Hollywood, as we all know, is not religious. It's reputation for exploiting anything it can for money is familiar to us all. In the case of "Peter And Paul", there are two exceptions.
Proctor and Gamble, one of the most reputable companies in the world was faced with a rumor dilemma in the early 80's. Many will remember the scandalous innuendo accusing P&G of association with a church of Satan. Their evidence was the 60 year old logo on P&G products depicting a circle in which a crescent man-in-the-moon was encircled with a group of stars. Despite Proctor and Gamble's passionate attempts to put and end to these lies, public suspicion still abounded. One more possibility existed to end this insidious slander. This would be the first exception.
"Peter And Paul" is the story of the two major apostles in the New Testament.
Robert Foxworth as Peter is a brilliant performance from beginning to end. I'm tempted to believe that he was absorbed in his character so much that it may very well be the reason he was able to portray Peter so effectively. Why Mr Foxworth did not receive an Emmy for this role, I can't understand.
Anthony Hopkins, on the other hand, needs the entire four hours of this picture to really involve himself into his portrayal as Paul. His initial dialog with Jose Ferrer, a brilliant actor, is weak and irritating. The only forceful emotion he shows is when he blows up at Peter and Barnabas (Herbert Lom). His sermons to the Sanhedrin in Jerusalem and the Greeks in Antioch are not convincing. Only during his time with Luke and Timothy, does his character become really poignant.
Exception number two. It has been widely speculated that the reason this beautiful motion picture never made it to the big screen is because the producers wanted to literally deliver it "in house". In other words, television touches the heart more than movies ever could. That has always been true and always will be. The dad, mom and kids around the TV who use Tide, Cheer, Prell, Crest, Bounty and the endless assortment of P&G products would be impressed by the announcer stating that "Peter And Paul is sponsored by the products and services of the Proctor And Gamble Company", while the logo of the moon-man and stars was emblazened across their TV screens. It was a beautifully creative idea for all the right reasons, but unfortunately, didn't work. It has also been widely speculated that it was P&G's competitors who started the rumor. A few years later, disgusted with the continued lies and harassment, Proctor and Gamble pulled the logo from their entire product line. Jealous, competitive liars had won.

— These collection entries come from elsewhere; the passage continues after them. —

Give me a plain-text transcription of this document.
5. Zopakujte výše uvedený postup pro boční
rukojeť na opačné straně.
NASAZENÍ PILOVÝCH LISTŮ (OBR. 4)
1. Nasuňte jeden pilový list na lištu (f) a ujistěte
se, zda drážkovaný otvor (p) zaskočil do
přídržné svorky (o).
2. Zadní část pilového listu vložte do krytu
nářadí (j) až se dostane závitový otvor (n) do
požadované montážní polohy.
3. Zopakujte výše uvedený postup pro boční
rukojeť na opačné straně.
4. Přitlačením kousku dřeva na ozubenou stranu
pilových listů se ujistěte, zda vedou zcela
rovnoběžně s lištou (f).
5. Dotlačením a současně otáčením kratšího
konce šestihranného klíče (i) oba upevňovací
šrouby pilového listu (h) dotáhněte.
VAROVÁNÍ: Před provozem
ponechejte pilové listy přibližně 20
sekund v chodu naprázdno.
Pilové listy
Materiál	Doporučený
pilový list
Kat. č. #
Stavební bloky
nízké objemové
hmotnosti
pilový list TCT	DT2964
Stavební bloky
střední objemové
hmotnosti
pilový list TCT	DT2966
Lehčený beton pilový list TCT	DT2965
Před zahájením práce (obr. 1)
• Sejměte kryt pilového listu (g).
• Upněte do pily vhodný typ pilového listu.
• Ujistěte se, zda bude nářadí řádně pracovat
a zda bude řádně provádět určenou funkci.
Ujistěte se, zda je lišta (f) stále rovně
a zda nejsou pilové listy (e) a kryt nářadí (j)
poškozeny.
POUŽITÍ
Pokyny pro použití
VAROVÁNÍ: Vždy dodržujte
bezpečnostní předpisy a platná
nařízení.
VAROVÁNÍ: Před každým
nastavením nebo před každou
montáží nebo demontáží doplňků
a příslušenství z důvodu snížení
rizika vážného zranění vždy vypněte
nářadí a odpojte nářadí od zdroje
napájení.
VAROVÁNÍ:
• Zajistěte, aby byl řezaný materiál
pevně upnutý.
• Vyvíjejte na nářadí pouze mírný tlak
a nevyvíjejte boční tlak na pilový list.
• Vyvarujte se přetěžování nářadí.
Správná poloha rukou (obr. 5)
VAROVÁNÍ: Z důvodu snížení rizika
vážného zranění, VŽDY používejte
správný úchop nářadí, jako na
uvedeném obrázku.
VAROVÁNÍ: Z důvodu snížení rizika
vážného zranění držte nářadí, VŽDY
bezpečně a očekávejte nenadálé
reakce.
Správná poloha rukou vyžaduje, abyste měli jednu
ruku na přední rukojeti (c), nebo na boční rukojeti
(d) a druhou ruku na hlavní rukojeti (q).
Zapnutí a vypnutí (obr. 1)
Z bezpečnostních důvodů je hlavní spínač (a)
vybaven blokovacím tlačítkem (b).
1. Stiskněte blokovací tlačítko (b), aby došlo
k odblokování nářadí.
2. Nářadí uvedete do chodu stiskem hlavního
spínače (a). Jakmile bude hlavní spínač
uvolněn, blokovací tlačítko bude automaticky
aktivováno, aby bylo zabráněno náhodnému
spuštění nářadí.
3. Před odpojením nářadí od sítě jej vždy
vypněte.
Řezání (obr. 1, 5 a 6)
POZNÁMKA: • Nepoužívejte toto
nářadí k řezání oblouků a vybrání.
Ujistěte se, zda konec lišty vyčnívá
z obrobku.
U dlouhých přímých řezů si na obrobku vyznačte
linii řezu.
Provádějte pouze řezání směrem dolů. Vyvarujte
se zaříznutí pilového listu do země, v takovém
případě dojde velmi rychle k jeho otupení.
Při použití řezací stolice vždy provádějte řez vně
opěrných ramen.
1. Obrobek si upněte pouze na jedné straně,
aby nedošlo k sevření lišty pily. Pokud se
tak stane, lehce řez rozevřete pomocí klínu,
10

"Peter And Paul" is an epic whether on the motion picture screen or not. Any professing Christian will be deeply touched by this movie and even non-Christians cannot help but be moved by its message of love and perseverance in the face of strife and suffering.
It is impossible to take the 30 years of history that encompassed that era and relegate it to four hours. The importance of this movie is the message of hope and faith that it conveys and that we can all understand its meaning in our lives today.